Sure, newspapers rushed to press whole special sections cataloging the extent of factual impairment he exhibited, not even having room for that lie about his time running the marathon.
I quibble nonetheless with The Washington Post's Eugene Robinson. After Ryan's parade of whoppers the columnist wondered if "there has ever been a more dishonest presidential campaign."
Well, come on. The GOP team in 2004 had no peer. The work, the skill, it took justifying a war without justification. Keeping that crooked story straight not just for a day but for an entire election cycle: incredible.
That doesn't mean Romney-Ryan can't come in a strong second place.
Consider the swing-state commercial accusing Obama of "gutting" welfare reform: ". . . you wouldn't have to work and you wouldn't have to train for a job. They just send you your welfare check."
Really? What Obama did was give states something they requested: flexibility to include job training and education among work requirements. Anyone who thinks going to college isn't work hasn't been to college.
If this is "gutting welfare reform," then I shall convince you that with Iraq's petro dollars we paid for its invasion and reconstruction.
Speaking of Ryan: For a man reputed to be a straight-talker and detail-oriented, his speech contained mostly grenades that exploded at the GOP's feet.

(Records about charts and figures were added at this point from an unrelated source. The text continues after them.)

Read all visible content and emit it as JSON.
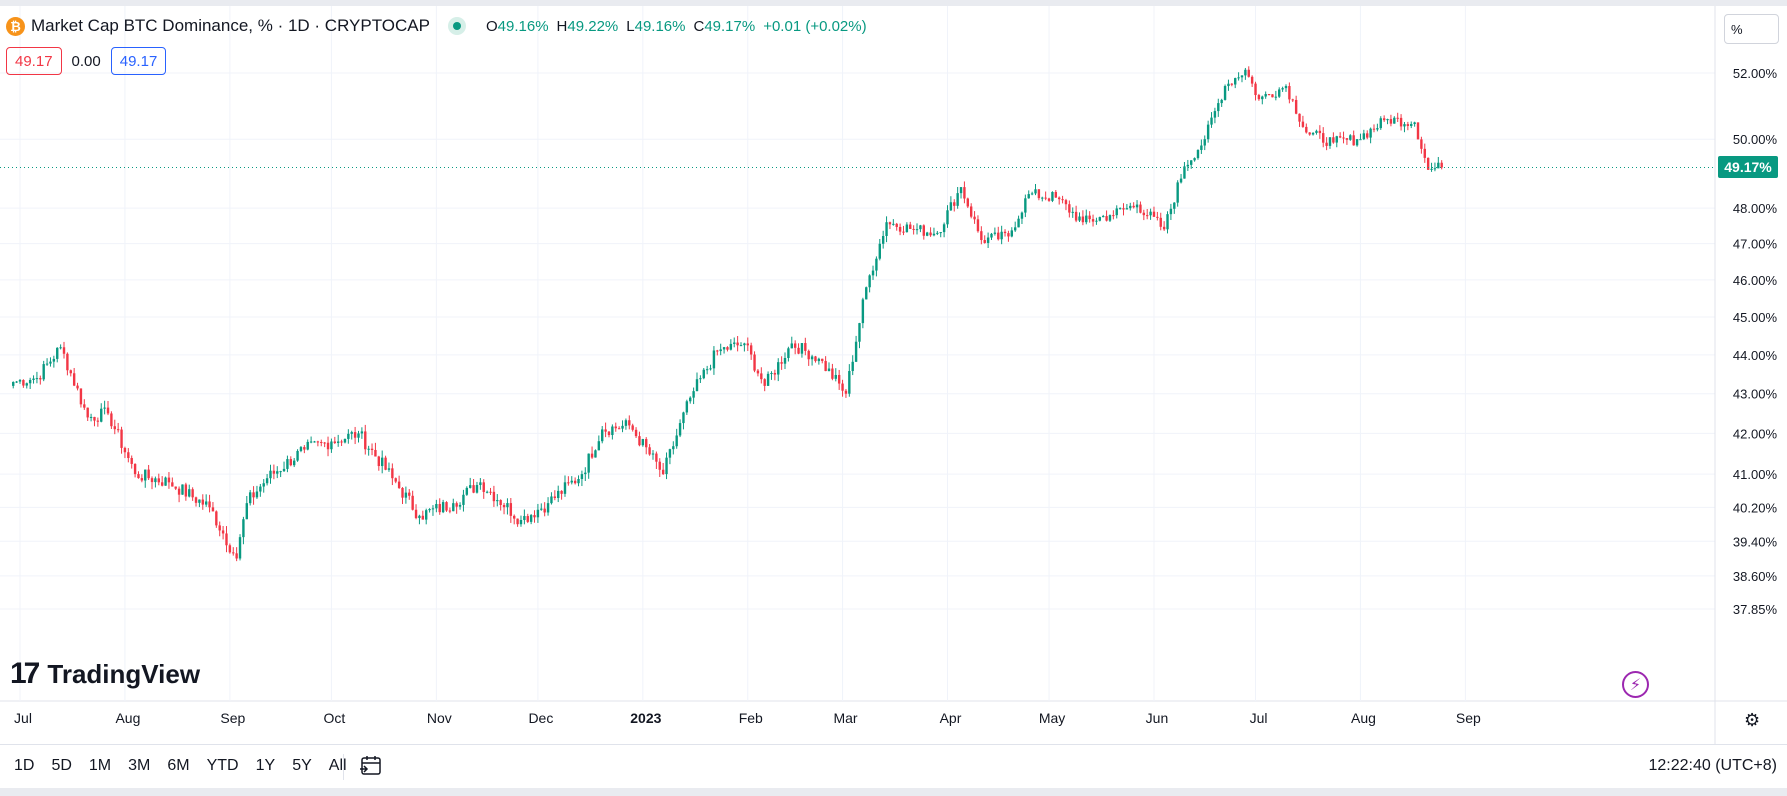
{
  "header": {
    "symbol_icon": "bitcoin-icon",
    "title": "Market Cap BTC Dominance, % · 1D · CRYPTOCAP",
    "ohlc": {
      "o_label": "O",
      "o": "49.16%",
      "h_label": "H",
      "h": "49.22%",
      "l_label": "L",
      "l": "49.16%",
      "c_label": "C",
      "c": "49.17%",
      "change": "+0.01 (+0.02%)"
    }
  },
  "badges": {
    "sell": "49.17",
    "spread": "0.00",
    "buy": "49.17"
  },
  "scale_button": "%",
  "last_price_label": "49.17%",
  "watermark": {
    "logo": "17",
    "text": "TradingView"
  },
  "bottom_bar": {
    "periods": [
      "1D",
      "5D",
      "1M",
      "3M",
      "6M",
      "YTD",
      "1Y",
      "5Y",
      "All"
    ],
    "clock": "12:22:40 (UTC+8)"
  },
  "colors": {
    "up": "#089981",
    "down": "#f23645",
    "grid": "#f0f3fa",
    "text": "#131722"
  },
  "icons": [
    "bitcoin-icon",
    "live-dot-icon",
    "lightning-icon",
    "gear-icon",
    "date-range-icon"
  ],
  "chart_data": {
    "type": "candlestick",
    "title": "Market Cap BTC Dominance, % · 1D · CRYPTOCAP",
    "scale": "log",
    "y_ticks": [
      52.0,
      50.0,
      48.0,
      47.0,
      46.0,
      45.0,
      44.0,
      43.0,
      42.0,
      41.0,
      40.2,
      39.4,
      38.6,
      37.85
    ],
    "y_tick_labels": [
      "52.00%",
      "50.00%",
      "48.00%",
      "47.00%",
      "46.00%",
      "45.00%",
      "44.00%",
      "43.00%",
      "42.00%",
      "41.00%",
      "40.20%",
      "39.40%",
      "38.60%",
      "37.85%"
    ],
    "x_tick_labels": [
      "Jul",
      "Aug",
      "Sep",
      "Oct",
      "Nov",
      "Dec",
      "2023",
      "Feb",
      "Mar",
      "Apr",
      "May",
      "Jun",
      "Jul",
      "Aug",
      "Sep"
    ],
    "x_tick_days": [
      0,
      31,
      62,
      92,
      123,
      153,
      184,
      215,
      243,
      274,
      304,
      335,
      365,
      396,
      427
    ],
    "last_price": 49.17,
    "close_anchors": [
      {
        "day": -2,
        "close": 43.3
      },
      {
        "day": 5,
        "close": 43.4
      },
      {
        "day": 12,
        "close": 44.2
      },
      {
        "day": 20,
        "close": 42.4
      },
      {
        "day": 26,
        "close": 42.5
      },
      {
        "day": 34,
        "close": 41.0
      },
      {
        "day": 44,
        "close": 40.8
      },
      {
        "day": 56,
        "close": 40.2
      },
      {
        "day": 64,
        "close": 39.0
      },
      {
        "day": 67,
        "close": 40.3
      },
      {
        "day": 73,
        "close": 40.9
      },
      {
        "day": 84,
        "close": 41.6
      },
      {
        "day": 92,
        "close": 41.8
      },
      {
        "day": 100,
        "close": 42.0
      },
      {
        "day": 110,
        "close": 40.9
      },
      {
        "day": 118,
        "close": 40.0
      },
      {
        "day": 128,
        "close": 40.3
      },
      {
        "day": 136,
        "close": 40.8
      },
      {
        "day": 148,
        "close": 39.9
      },
      {
        "day": 156,
        "close": 40.3
      },
      {
        "day": 166,
        "close": 41.0
      },
      {
        "day": 172,
        "close": 42.1
      },
      {
        "day": 180,
        "close": 42.2
      },
      {
        "day": 190,
        "close": 41.0
      },
      {
        "day": 198,
        "close": 42.9
      },
      {
        "day": 206,
        "close": 44.1
      },
      {
        "day": 214,
        "close": 44.3
      },
      {
        "day": 220,
        "close": 43.2
      },
      {
        "day": 228,
        "close": 44.3
      },
      {
        "day": 236,
        "close": 43.9
      },
      {
        "day": 244,
        "close": 43.0
      },
      {
        "day": 250,
        "close": 45.8
      },
      {
        "day": 256,
        "close": 47.6
      },
      {
        "day": 264,
        "close": 47.4
      },
      {
        "day": 271,
        "close": 47.3
      },
      {
        "day": 278,
        "close": 48.6
      },
      {
        "day": 284,
        "close": 47.1
      },
      {
        "day": 292,
        "close": 47.2
      },
      {
        "day": 298,
        "close": 48.4
      },
      {
        "day": 306,
        "close": 48.3
      },
      {
        "day": 314,
        "close": 47.6
      },
      {
        "day": 322,
        "close": 47.8
      },
      {
        "day": 330,
        "close": 48.1
      },
      {
        "day": 338,
        "close": 47.4
      },
      {
        "day": 344,
        "close": 49.2
      },
      {
        "day": 350,
        "close": 50.0
      },
      {
        "day": 356,
        "close": 51.6
      },
      {
        "day": 362,
        "close": 52.1
      },
      {
        "day": 366,
        "close": 51.2
      },
      {
        "day": 374,
        "close": 51.6
      },
      {
        "day": 380,
        "close": 50.2
      },
      {
        "day": 388,
        "close": 49.9
      },
      {
        "day": 395,
        "close": 50.0
      },
      {
        "day": 404,
        "close": 50.6
      },
      {
        "day": 412,
        "close": 50.5
      },
      {
        "day": 416,
        "close": 49.1
      },
      {
        "day": 420,
        "close": 49.17
      }
    ]
  }
}
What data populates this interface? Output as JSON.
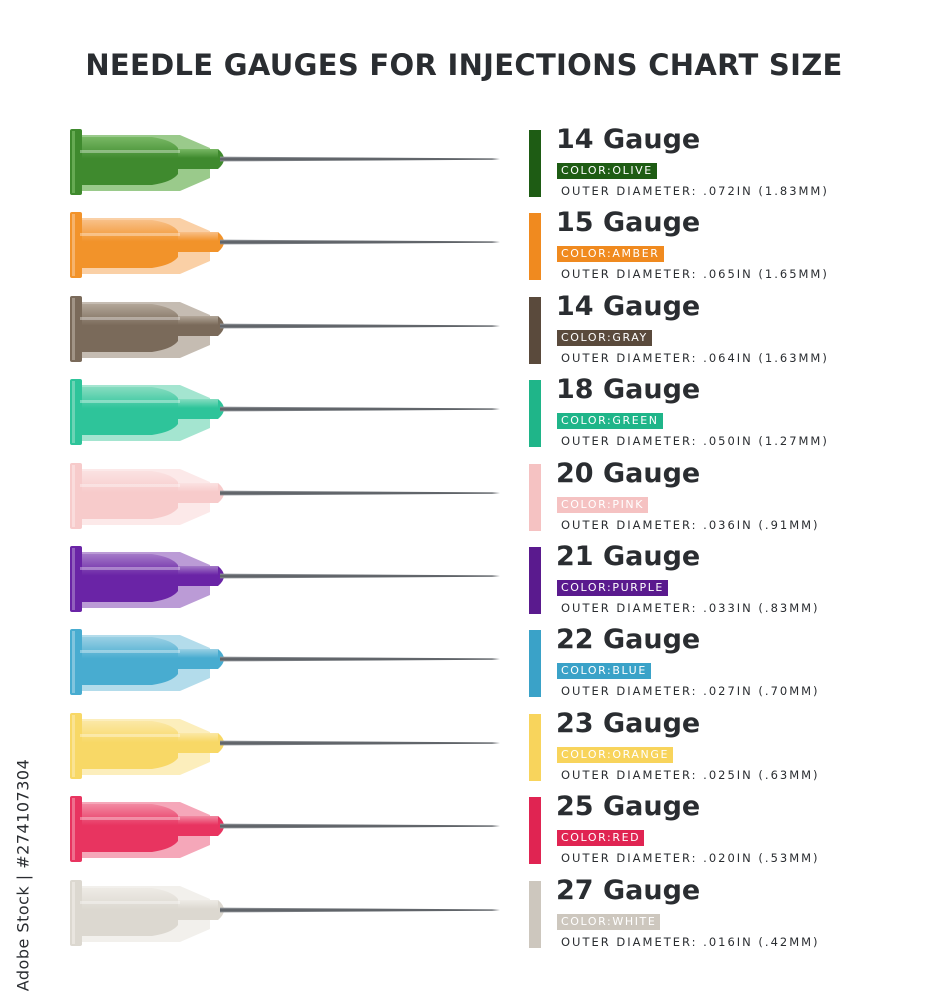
{
  "title": "NEEDLE GAUGES FOR INJECTIONS CHART SIZE",
  "watermark": "Adobe Stock | #274107304",
  "rows": [
    {
      "gauge": "14 Gauge",
      "color_label": "COLOR:OLIVE",
      "outer": "OUTER DIAMETER: .072IN (1.83MM)",
      "swatch": "#1e5c14",
      "hub": "#3f8a2e",
      "light": "#78b864"
    },
    {
      "gauge": "15 Gauge",
      "color_label": "COLOR:AMBER",
      "outer": "OUTER DIAMETER: .065IN (1.65MM)",
      "swatch": "#f08a1f",
      "hub": "#f2932a",
      "light": "#f8c088"
    },
    {
      "gauge": "14 Gauge",
      "color_label": "COLOR:GRAY",
      "outer": "OUTER DIAMETER: .064IN (1.63MM)",
      "swatch": "#5a4a3c",
      "hub": "#7a6a5a",
      "light": "#b2a698"
    },
    {
      "gauge": "18 Gauge",
      "color_label": "COLOR:GREEN",
      "outer": "OUTER DIAMETER: .050IN (1.27MM)",
      "swatch": "#1fb589",
      "hub": "#2ec49a",
      "light": "#86dcc0"
    },
    {
      "gauge": "20 Gauge",
      "color_label": "COLOR:PINK",
      "outer": "OUTER DIAMETER: .036IN (.91MM)",
      "swatch": "#f5c2c2",
      "hub": "#f7cbcb",
      "light": "#fbe2e2"
    },
    {
      "gauge": "21 Gauge",
      "color_label": "COLOR:PURPLE",
      "outer": "OUTER DIAMETER: .033IN (.83MM)",
      "swatch": "#5a1a8e",
      "hub": "#6a24a6",
      "light": "#a47ac8"
    },
    {
      "gauge": "22 Gauge",
      "color_label": "COLOR:BLUE",
      "outer": "OUTER DIAMETER: .027IN (.70MM)",
      "swatch": "#3aa2c8",
      "hub": "#48acd0",
      "light": "#9ad0e4"
    },
    {
      "gauge": "23 Gauge",
      "color_label": "COLOR:ORANGE",
      "outer": "OUTER DIAMETER: .025IN (.63MM)",
      "swatch": "#f8d45c",
      "hub": "#f8d866",
      "light": "#fbe8a6"
    },
    {
      "gauge": "25 Gauge",
      "color_label": "COLOR:RED",
      "outer": "OUTER DIAMETER: .020IN (.53MM)",
      "swatch": "#e02452",
      "hub": "#e83460",
      "light": "#f28aa2"
    },
    {
      "gauge": "27 Gauge",
      "color_label": "COLOR:WHITE",
      "outer": "OUTER DIAMETER: .016IN (.42MM)",
      "swatch": "#cdc7be",
      "hub": "#dcd8d0",
      "light": "#eeebe6"
    }
  ]
}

The biggest whopper was leading listeners to believe that Obama was behind the closing of a General Motors plant in Wisconsin that in fact closed when that other guy was president.
Then there was Ryan's assailing Obama for not following through on the Simpson-Bowles deficit reduction proposals, a fair criticism if not from someone who voted against the same proposals because they would have raised taxes in addition to cutting spending.
Ryan brought up the $700 billion in cost reductions in Medicare to help fund the Affordable Care Act. Problem: Ryan's own House-passed budget included the same cuts.
Speaking of Medicare, right now a Republican-spawned lie is circulating about crippling premium hikes. That's alligators-in-sewers mythology, but it's no lie that under Ryan's plan for voucherizing Medicare, future seniors would see their costs go up dramatically.
All of which makes Ryan's speech that much more amazing. Each of the points with which he chose to trash the president are points on which he'd best remain mute.
I'm still not granting top-fibber status to Romney & Co. as Eugene Robinson wants to, but as a New York Times analysis pointed out after Ryan's speech (including the Romney aide protesting that what's said won't be "dictated by fact-checkers"), the campaign has distinguished itself.
It started months ago with a clip of Obama saying, "If we keep talking about the economy, we're going to lose." The problem: That was Obama, running for president in 2008. He was mocking what John McCain was saying at that very time.
Now we have the "You didn't build that" snippet edited into an affront to business owners everywhere, which in fact referred to the function of infrastructure and more in a vibrant economy.
It's interesting, since the "We built it" convention, to read in Rolling Stone about the Federal Deposit Insurance Corp.'s forgiving roughly $10 million in debts for Bain and Co., a consulting spin-off of Romney's Bain Capital.
You see, even said master of the free market didn't "build it" without government assistance.